フウディーンの鎌首攻撃が矢継ぎ早に繰り出されるが、戦闘形態になったネイルは、瞬間移動のようにそれをかわす。
「あれが神器フウディーンなら…
パーコ、あの機体の真後ろ、噴射口のまん中にあるハッチに衝角アタックをかけろ。吸い込んだものは確かそこから回収できるはずだ!」
アポロの指示で、一旦フウディーンから距離を取ったネイルは後ろに回りこみ、勢いをつけて突っ込んだ!
「ウホーッ! 1度ならず2度までも! なんて所に突っ込むんですかっ!」
ゴーシ大元帥が変な叫びを上げる中、ネイルの荷台部分のシャッターが開き、先端に向かって筒がのびてゆく。
「狭い所の積み下ろしの為にこういうモノもついてんのよ」
パーコが自慢げにアポロを見る。
「これは丁度いいな」
アポロがほっとしたように返すと、
「せんせええええ!」
と言いながらヤマモトがザッカーグの元へ迎えにいった。
「さぁて、こっちも仕上げといきますか。
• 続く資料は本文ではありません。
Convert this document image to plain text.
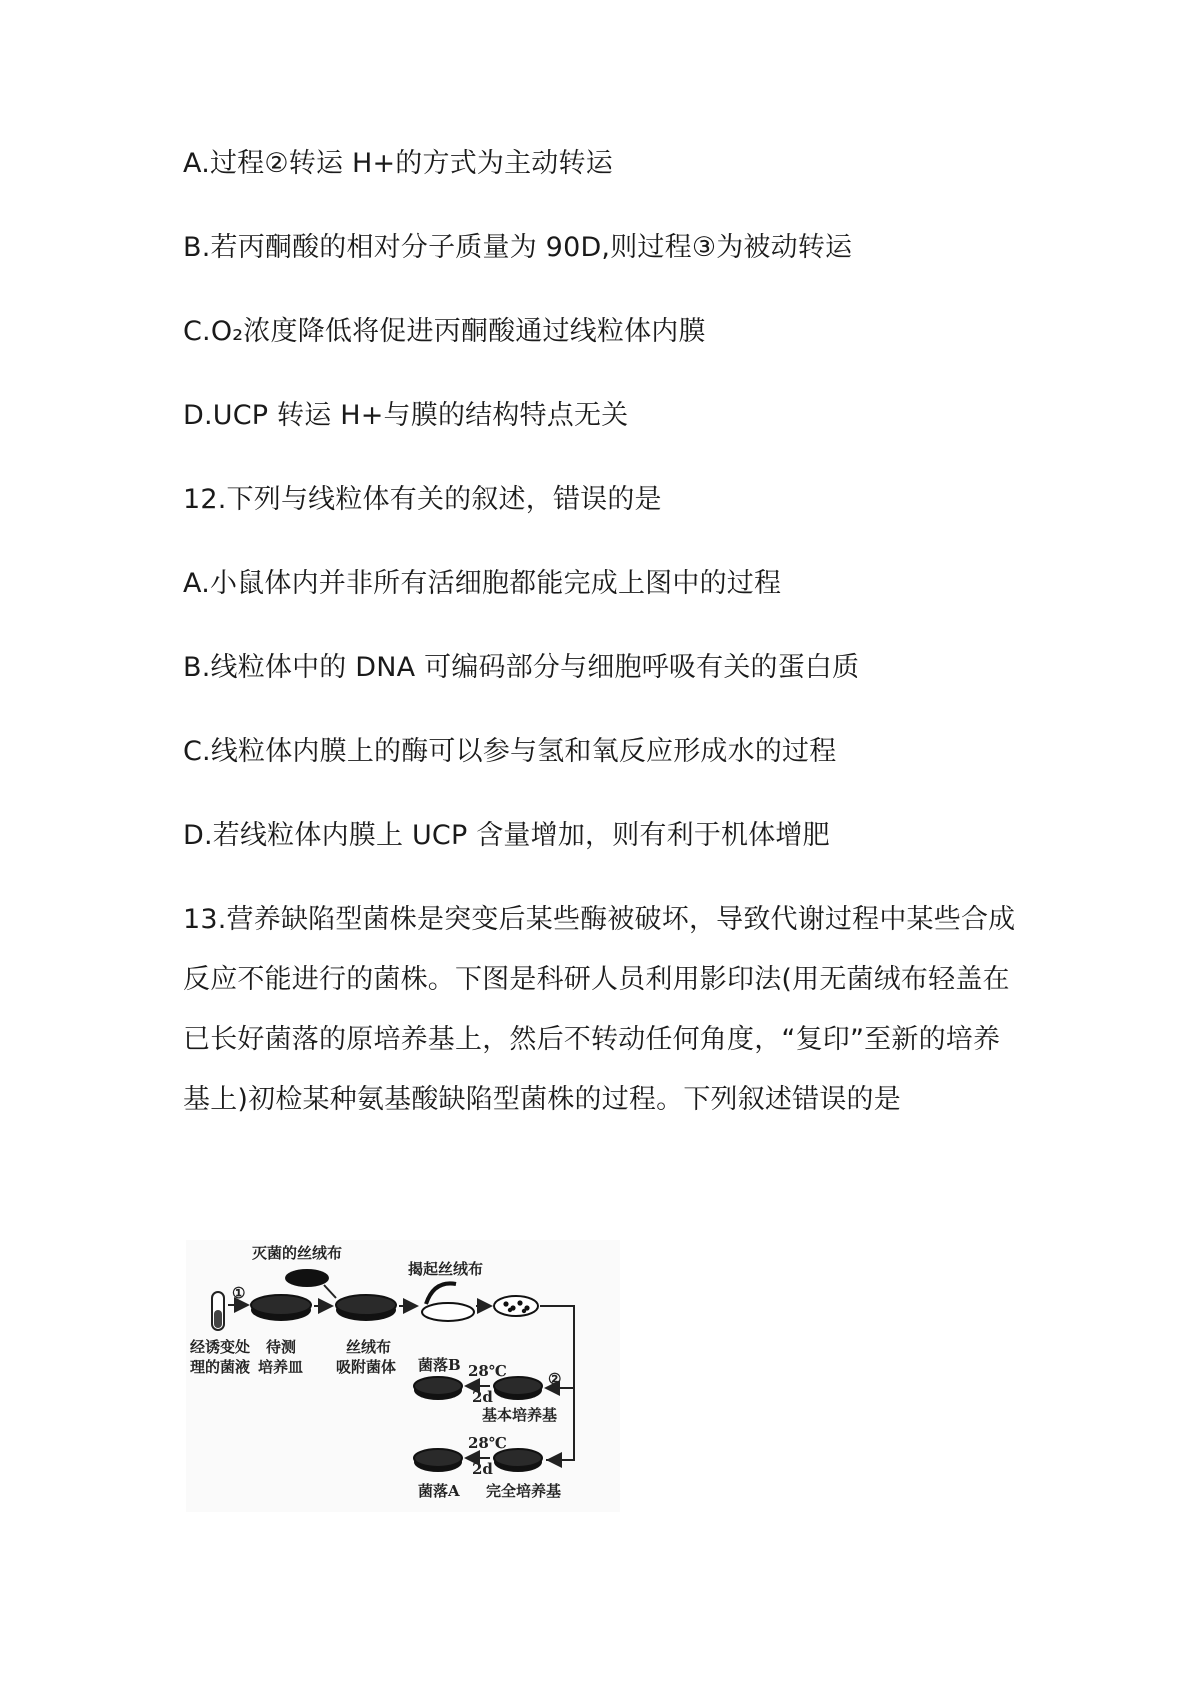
A.过程②转运 H+的方式为主动转运
B.若丙酮酸的相对分子质量为 90D,则过程③为被动转运
C.O₂浓度降低将促进丙酮酸通过线粒体内膜
D.UCP 转运 H+与膜的结构特点无关
12.下列与线粒体有关的叙述，错误的是
A.小鼠体内并非所有活细胞都能完成上图中的过程
B.线粒体中的 DNA 可编码部分与细胞呼吸有关的蛋白质
C.线粒体内膜上的酶可以参与氢和氧反应形成水的过程
D.若线粒体内膜上 UCP 含量增加，则有利于机体增肥
13.营养缺陷型菌株是突变后某些酶被破坏，导致代谢过程中某些合成
反应不能进行的菌株。下图是科研人员利用影印法(用无菌绒布轻盖在
已长好菌落的原培养基上，然后不转动任何角度，“复印”至新的培养
基上)初检某种氨基酸缺陷型菌株的过程。下列叙述错误的是
①
灭菌的丝绒布
揭起丝绒布
②
经诱变处
理的菌液
待测
培养皿
丝绒布
吸附菌体 菌落B 28℃
2d
基本培养基
28℃
2d
菌落A 完全培养基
」
パーコがぺろりと舌なめずりをすると、
「ふんっ!」
といってアクセルを入れる。
「うほほーーっ!!」
とゴーシ大元帥の悲鳴が響く中、ネイルの細い部分がフゥディーンの船体中央位まで食い込んだ。
「そーれっ!!」
と言ってパーコが別の操縦桿を目一杯引くと、ネイルの細い部分を構成する3本の柱が広がって、ずばぁん!と船体を引き裂いた。
そしてまた後方に、逃げるイカのようにぴゅんっと離脱すると、
どがああぁぁぁん!!
とフウディーンが大破、その勢いで首がもげたように飛ぶ先端のドリル部分。
「ひへへへへ! おのれおのれおのれ覚えてろおぉぉ!!」
というゴーシ大元帥の声のフェードアウトとともに、ドリルは亜空ドライブに入って消えた。お決まりだなあと半目になるヤマモトがふと気がついたようにパーコに問いかける。
「あれ? 今の爆発に宇宙刑事さんの乗り物が巻き込まれてなかった?」
「ん? なんか飛んでったっぽいけど、まあ大丈夫でしょ」
その後、事なきを得たザッカーグは、感謝の印にと送料と別に結構な金額を振り込んでくれ、既刊・新刊のサイン本をくれ、二人の似顔絵を描いたサイン入り色紙もくれた。ヤマモトはホクホクでサイン色紙を強固な額に収めると、じいちゃんの肖像の隣にそれをうやうやしく祀った。
「んー……アタシの似顔絵、雰囲気がホンワカしてて似てねえな」
「だな。あんな可愛げのある顔はしてないな」
アポロがにやにやしながら見ている。
「悪かったな可愛げなくて」
「可愛げない所がいいんだ」
「けっ スケコマシが。何人に囁いてんだそうやって」
「今は一人だけだが?」
「うそつけ」
……
しかし今回のヤマモトは二人を全く無視して、既に中身が大分埋まっている厳重な箱に、貰ったサイン本を鼻歌を歌いながら大事に大事にしまっているのだった。
アドバイスに、とりあえず10万文字書けとあったので頑張ります。